Demographic, clinical and laboratory data from 3,098 primary infertile men consecutively evaluated were analyzed and compared with those of 103 fertile controls. Idiopathic male infertility (IMI) was defined for abnormality at semen analysis with no previous history of diseases affecting fertility and normal findings on physical examination and genetic and laboratory testing. Unexplained male infertility (UMI) was defined as infertility of unknown origin with completely normal findings at semen analysis. Descriptive statistics and logistic regression models tested the association between clinical variables and idiopathic infertility status.
Overall, 570 (18.5%) and 154 (5.0%) patients depicted criteria suggestive for either IMI or UMI, respectively. Groups were similar in terms of age, BMI, CCI, recreational habits, hormonal milieu, and sperm DNA fragmentation indexes. Conversely, testicular volume was lower in IMI (p<0.001). Vitamin D3 levels were lower in IMI UMI fertile controls (p=0.01). At multivariable logistic regression analysis only vitamin D3 deficiency (OR, 9.67; p=0.03) was associated with IMI. Characteristics suggestive for IMI versus UMI were observed in almost 20% and 5% of men, respectively.
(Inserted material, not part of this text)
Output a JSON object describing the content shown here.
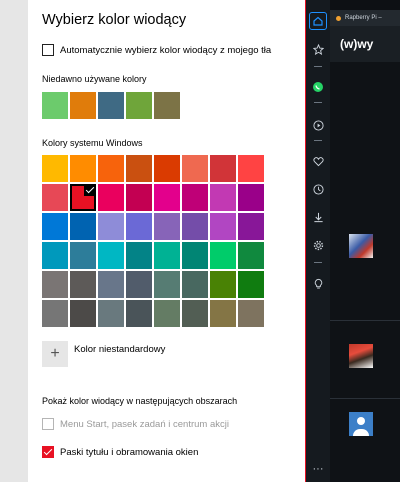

Overall, clinical differences between groups were slightly significant and certainly not supportive of a tailored management work-up.
Current findings further support the urgent need of a more detailed and comprehensive assessment of infertile men to better tailoring their management work-up in the everyday clinical setting.
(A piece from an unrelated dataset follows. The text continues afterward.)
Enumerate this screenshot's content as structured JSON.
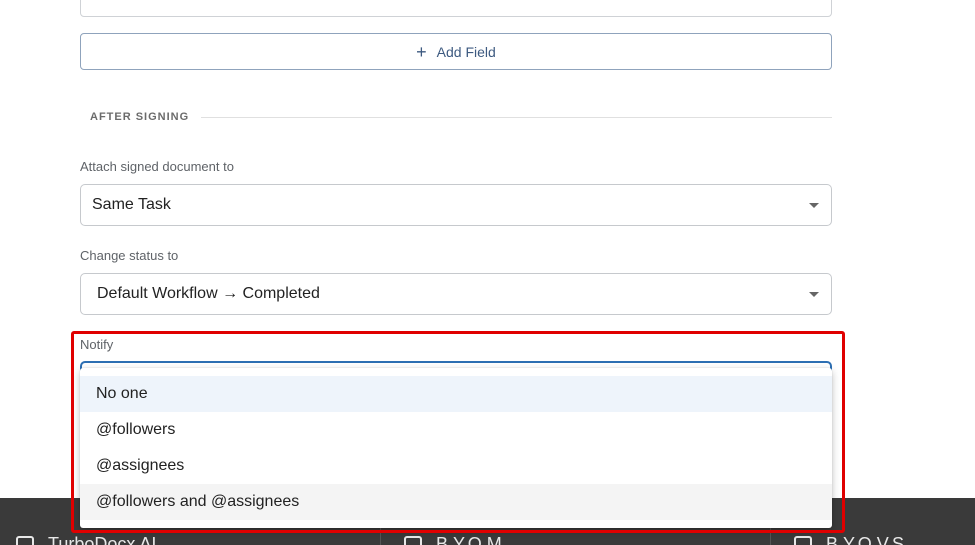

总体而言,男性因素不育(MFI)占夫妻不育病因的比例高达50%,其中近30%的MFI病例本质上是特发性的。在临床实践中,特发性MFI不支持进行针对性的治疗检查。旨在调查与同种族、年龄相仿的可育男性相比,特发性不明原因原发性不育男性的就诊率及特征。
对连续评估的3098例原发性不育男性的人口统计学、临床和实验室数据进行分析,并与103例可育对照者的数据进行比较。特发性男性不育(IMI)定义为精液分析异常,既往无影响生育的疾病史,体格检查、基因检测和实验室检查结果正常。不明原因男性不育(UMI)定义为病因不明的不育,精液分析结果完全正常。描述性统计和逻辑回归模型检验了临床变量与特发性不育状态之间的关联。
总体而言,分别有570例(18.5%)和154例(5.0%)患者符合IMI或UMI的标准。两组在年龄、体重指数、合并症指数、娱乐习惯、激素环境和精子DNA碎片指数方面相似。相反,IMI组的睾丸体积较小(p<0.001)。IMI组和UMI组的维生素D3水平均低于可育对照组(p=0.01)。在多变量逻辑回归分析中,只有维生素D3缺乏(比值比,9.67;p=0.03)与IMI相关。分别在近20%和5%的男性中观察到提示IMI和UMI的特征。总体而言,各组之间的临床差异略有显著性,当然不支持进行针对性的管理检查。
目前的研究结果进一步支持迫切需要对不育男性进行更详细、全面的评估,以便在日常临床环境中更好地制定其管理检查方案。